Secondo me non esistono in realtà dei confini
netti tra la liposuzione e la liposcultura. Generalmente si aspirano
i tessuti eccedenti (liposuzione), oggi sempre con cannule estremamente
fine, tuttavia in casi di necessità per contribuire al modellamento
del corpo si reinietta del grasso in presenza di avvallamenti o depressioni
(liposcultura). Ecco quindi che facciamo una liposuzione e nello stesso
tempo una liposcultura nella stessa paziente.

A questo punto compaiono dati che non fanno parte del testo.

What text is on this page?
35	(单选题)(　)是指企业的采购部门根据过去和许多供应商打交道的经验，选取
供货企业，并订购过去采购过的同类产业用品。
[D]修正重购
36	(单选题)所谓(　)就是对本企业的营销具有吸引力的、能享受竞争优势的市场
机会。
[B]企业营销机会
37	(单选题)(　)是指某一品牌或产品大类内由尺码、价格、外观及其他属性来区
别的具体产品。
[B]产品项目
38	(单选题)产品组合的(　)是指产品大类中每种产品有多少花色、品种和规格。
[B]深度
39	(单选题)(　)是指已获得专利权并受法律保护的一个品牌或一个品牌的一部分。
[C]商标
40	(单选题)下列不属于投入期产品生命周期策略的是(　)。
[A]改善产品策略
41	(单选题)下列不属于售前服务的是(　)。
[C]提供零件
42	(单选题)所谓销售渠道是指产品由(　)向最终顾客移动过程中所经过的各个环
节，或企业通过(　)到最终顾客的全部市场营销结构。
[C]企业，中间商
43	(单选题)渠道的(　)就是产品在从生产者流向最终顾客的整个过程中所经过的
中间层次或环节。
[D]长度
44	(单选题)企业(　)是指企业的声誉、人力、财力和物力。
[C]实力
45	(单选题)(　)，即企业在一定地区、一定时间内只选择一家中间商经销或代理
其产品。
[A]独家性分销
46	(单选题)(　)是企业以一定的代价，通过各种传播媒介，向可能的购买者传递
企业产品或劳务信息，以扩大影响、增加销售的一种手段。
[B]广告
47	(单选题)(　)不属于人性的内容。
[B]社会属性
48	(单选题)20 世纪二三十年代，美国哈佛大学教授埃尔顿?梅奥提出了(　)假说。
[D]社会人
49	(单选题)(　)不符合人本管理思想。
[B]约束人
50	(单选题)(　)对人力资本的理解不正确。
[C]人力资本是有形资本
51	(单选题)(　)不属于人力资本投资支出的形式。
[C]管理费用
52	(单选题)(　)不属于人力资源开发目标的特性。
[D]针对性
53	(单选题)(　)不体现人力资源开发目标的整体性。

La Liposuzione Superficiale è un'altra metodica
divenuta popolare tra i chirurghi recentemente: nata per mano del Chirurgo
Plastico brasiliano Ewaldo Bolivar de Sousa Pinto che nel suo libro
"Lipoaspiraçao Superficial" scrive testualmente:
“Nel 1982 De Sousa Pinto inizia l’approccio
dello strato areolare (superficiale) della parete addominale, associando
questo procedimento al trattamento dello strato profondo, che nel 1983
comprende anche la regione dorsale. Quell’anno è stato
ricevuto presso il nostro reparto il dott. Marco Gasparotti che desiderava
conoscere la tecnica impiegata da De Sousa Pinto. Questa tecnica è
stata denominata Liposuzione superficiale e pubblicizzata da Gasparotti
nel 1990” (vedi il riferimento scientifico numero 7).
Con la Liposuzione superficiale si riuscivano ad ottenere retrazioni
della cute della regione trattata anche in pazienti con pelle flaccida
consentendo per la prima volta buoni risultati, anche a chi in epoche
precedenti avrebbe dovuto necessariamente ricorrere a plastiche chirurgiche
con grandi incisioni ed asportazioni di pelle.